Последний из Воротынцевых (Северин) - страница 136

— А вокализы? А дуэт повторить? — напомнила Соня.

— Ах да, у меня еще пейзаж не совсем готов! Вчера вечером мсье Вайян не мог вставить его в рамку, потому что дерево с левой стороны еще не доделано, — печально сказала Вера.

— Ну, вот видишь! Одевайся скорее!

Но Вера не трогалась с места.

— На что ты так смотришь? — спросила она, вглядываясь в изумрудные углубления промеж листвы разбегавшихся по всем направлениям аллей.

— Ни на что особенно, так, — неохотно ответила Соня.

— А мне показалось, будто ты с кем-то разговариваешь. Ее нетерпеливо прервали:

— Одевайся скорее.

Когда Вера, привыкшая повиноваться сестре, отошла к умывальнику, у которого ее ждала няня, Соня поспешно высунулась из окна и, кивнув по направлению к высокому дубу, за который при появлении у окна Веры спряталась мужская фигура, выбежала из комнаты. В одно мгновение слетела она с лестницы, промчалась через столовую и гостиную, выскочила в дверь на крытую террасу, густо обвитую вьющимися растениями, и задыхающимся от волнения голосом прошептала:

— Гриша!

Из-за дерева появился юноша с корзинкой в руках.
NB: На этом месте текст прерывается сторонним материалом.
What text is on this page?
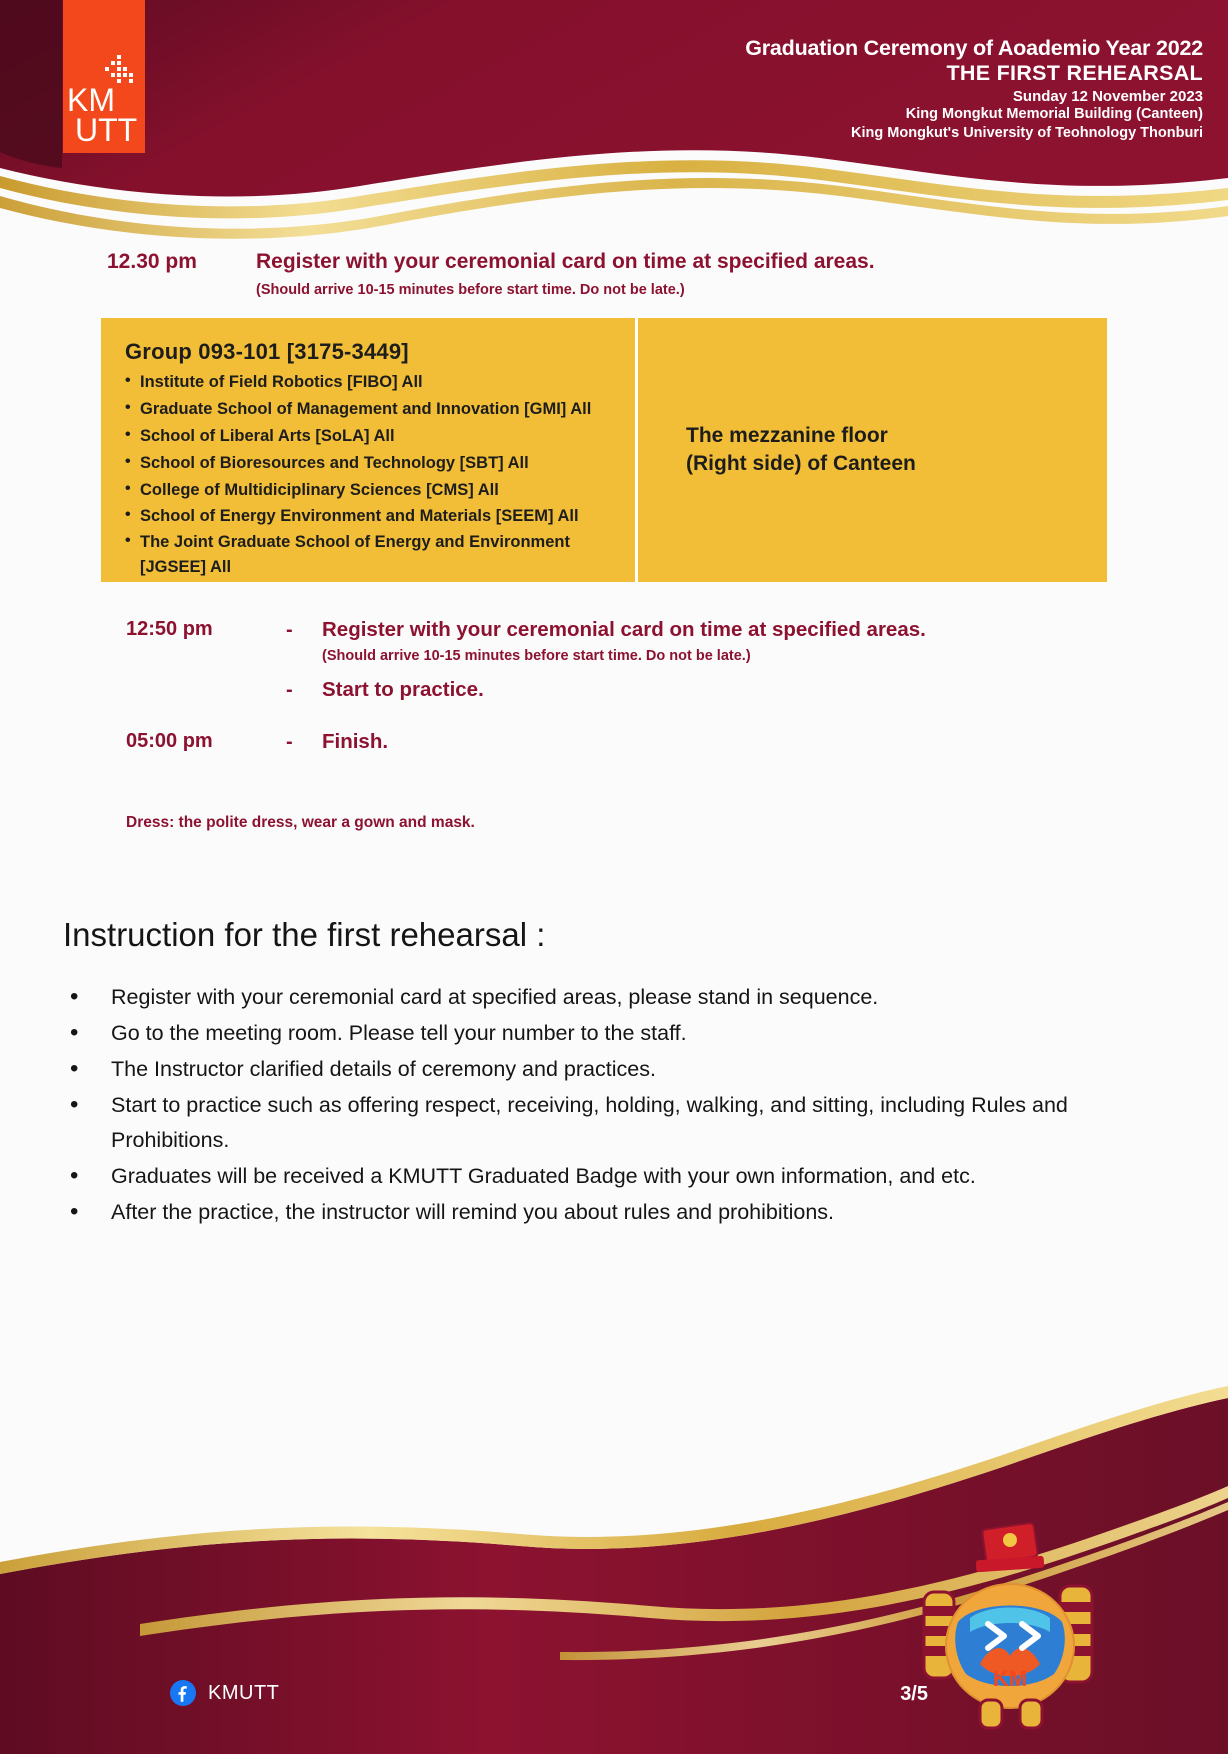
KM
UTT
Graduation Ceremony of Aoademio Year 2022
THE FIRST REHEARSAL
Sunday 12 November 2023
King Mongkut Memorial Building (Canteen)
King Mongkut's University of Teohnology Thonburi
12.30 pm	Register with your ceremonial card on time at specified areas.
(Should arrive 10-15 minutes before start time. Do not be late.)
Group 093-101 [3175-3449]
• Institute of Field Robotics [FIBO] All
• Graduate School of Management and Innovation [GMI] All
• School of Liberal Arts [SoLA] All
• School of Bioresources and Technology [SBT] All
• College of Multidiciplinary Sciences [CMS] All
• School of Energy Environment and Materials [SEEM] All
• The Joint Graduate School of Energy and Environment [JGSEE] All
The mezzanine floor
(Right side) of Canteen
12:50 pm	- Register with your ceremonial card on time at specified areas.
(Should arrive 10-15 minutes before start time. Do not be late.)
- Start to practice.
05:00 pm	- Finish.
Dress: the polite dress, wear a gown and mask.
Instruction for the first rehearsal :
• Register with your ceremonial card at specified areas, please stand in sequence.
• Go to the meeting room. Please tell your number to the staff.
• The Instructor clarified details of ceremony and practices.
• Start to practice such as offering respect, receiving, holding, walking, and sitting, including Rules and Prohibitions.
• Graduates will be received a KMUTT Graduated Badge with your own information, and etc.
• After the practice, the instructor will remind you about rules and prohibitions.
KM
KMUTT	3/5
— Ландыши? — спросила Соня, не спуская с него смеющегося взгляда.

— Ландыши. Здравствуй!

Они поцеловались.

— Вот я прибежала скорее, чтобы прежде всех знать, что ты принес.

— Да я никому и не показал бы прежде, чем тебе.

Глаза Сони сверкнули счастьем.

— Так и стоял бы за дубом?

— Так и стоял бы.

И оба от избытка безотчетного веселья, переполнявшего им душу, звонко засмеялись.

— Ну, покажи, покажи… сейчас Вера придет. Ах, сколько ландышей! Где это ты нашел такое множество? — вскрикнула девушка, от восхищения всплескивая руками, когда, сняв листья, которыми были прикрыты нежные белые цветы, он подал ей корзинку. — Ах, какая прелесть! — повторяла она, пригибаясь все ближе и ближе к цветам, пока зардевшееся от восторга личико совсем не утонуло в них.

А Гриша молча, с блаженной улыбкой на полураскрытых губах, любовался ее грациозной белой шейкой и густыми кудрями, выбивавшимися из-под гребенки.

— Ах, как хорошо пахнет! — вымолвила она ослабевшим голосом и, подняв голову, вскинула на юношу опьяненный ароматами взгляд, а затем, в порыве благодарности за доставленное наслаждение, протянула ему обе руки. — Какой ты милый, что достал эти цветы!

— Это последние, — вымолвил он в смущении, не зная, что делать с ручками, так доверчиво отданными в его распоряжение.

Наконец, не смея ни пожать их, ни поцеловать, он выпустил их из своих дрожащих пальцев и, бессвязно повторив: «Это последние!» — покраснел до ушей.

Соня не удивилась его смущению. К его странностям сестры успели привыкнуть и, когда на него находили припадки беспричинной печали, задумчивости или конфуза, никогда не спрашивали, что с ним, а старались только наперерыв развеселить его ласками и рассказами.